In this review, we focused on genomic distances between intergenic TS-miRNA genes or protein-coding host genes harboring intragenic miRNA genes and their related CpG islands, and illustrated how the tumor-specific DNA hypermethylation of CpG islands located immediately 5′-upstream of intergenic miRNA genes and host genes, as well as classical protein-encoding TSG, might be a useful epigenetic marker for exploration of TS-miRNA, cancer diagnosis and prognosis. Moreover, we also discussed the potential of miRNA replacement therapy for cancers using dsRNA mimicking TS-miRNA silenced epigenetically in cancer cells. Further studies of molecular mechanisms of TS-miRNA and significant advancement of dsRNA-delivery technology are essential for the actualization of TS-miRNA replacement therapy for several types of cancers.

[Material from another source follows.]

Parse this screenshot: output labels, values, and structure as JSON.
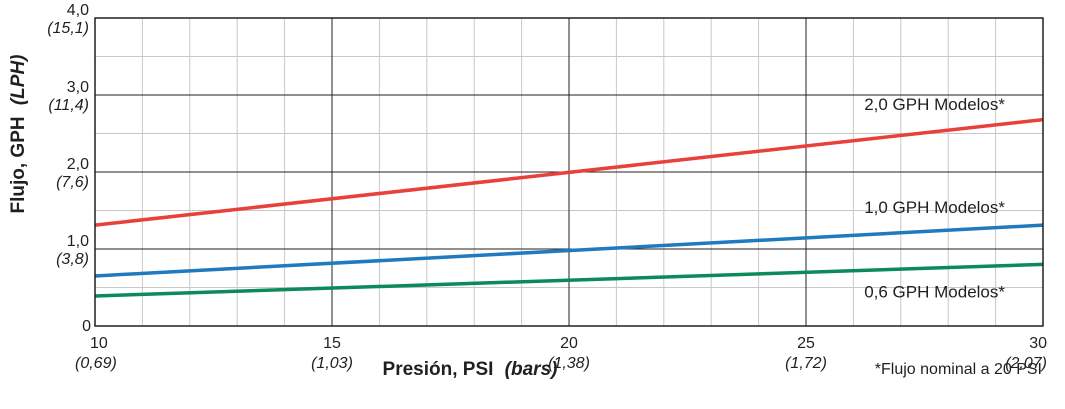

Our studies were supported in part by a Grant-in-Aid for Scientific Research (A), (B) and (C) and for Scientific Research on Priority Areas and Innovative Areas, and by the Global Center of Excellence Program for International Research Center for Molecular Science in Tooth and Bone Diseases of the Ministry of Education, Culture, Sports, Science, and Technology, Japan, as well as by a Health and Labour Sciences Research Grant by the Ministry of Health, Labour and Welfare, Japan.
The authors declare no financial or commercial conflicts of interest.